On Friday, fans who turned out to see Middlebury play Tufts were treated to an entertaining 40 minutes of basketball. The two offensive juggernauts - Middlebury entered the contest averaging 84.6 points a game, a mark that topped the league, and Tufts was on the Panthers' heels at 82.3 points per game - combined to score nearly 200 points and attempt 75 free throws in the Panthers' 102-91 victory.

Senior forward Evan Thompson poured in a career-high 35 points on 11 of 14 shooting to spearhead Middlebury's winning effort. Thompson, who stands 6'6", overwhelmed Jumbo defenders with his size in the post and also punished them at the free throw line, converting 12 of his 13 attempts. As a team, the Panthers topped the 100-point mark for the fifth time this season and shot nearly 53 percent from the field.

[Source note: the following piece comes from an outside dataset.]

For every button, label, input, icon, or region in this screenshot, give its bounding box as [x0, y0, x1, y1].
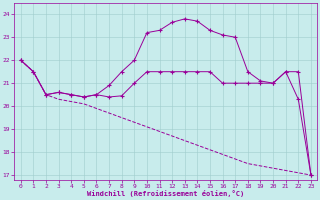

For Tufts, Kumf scored a career-high 26 points and pulled down 10 rebounds in the loss. Pierce added 21 points and seven rebounds, and O'Keefe chipped in 18 points.

"It was a very high-energy game," Shepherd said. "We played as hard as we've played all season, but we just didn't play that smart."

Despite the frenzied pace of the game, the Jumbos only finished with 13 assists, below their season average of over 17 per game. More harmful than the lack of ball movement, however, was Tufts' near-complete inability to connect from three-point range, particularly in the second half. The team sunk just one of 13 second-half attempts and shot 26.3 percent for the game. After finishing in the top half of the league in three-point shooting last season, the team has slid from second to ninth, converting just 33 percent of its attempts.

Even with the loss to Middlebury, the Jumbos still essentially control their own destiny for the No. 2 seed in the NESCAC Tournament, which starts on Feb. 17. If the Jumbos can beat Bowdoin and Colby this weekend, and Trinity (6-2 NESCAC) loses its remaining game against Amherst, the nation's top-ranked team, the Jumbos will have the tiebreaker over Trinity and Williams.

The Jumbos are once again vying for another showdown with the top-seeded Lord Jeffs, who are presently sitting on a perfect 23-0 record.

"There's nothing that anybody on this team wants more than another shot at Amherst," Fitzgerald said.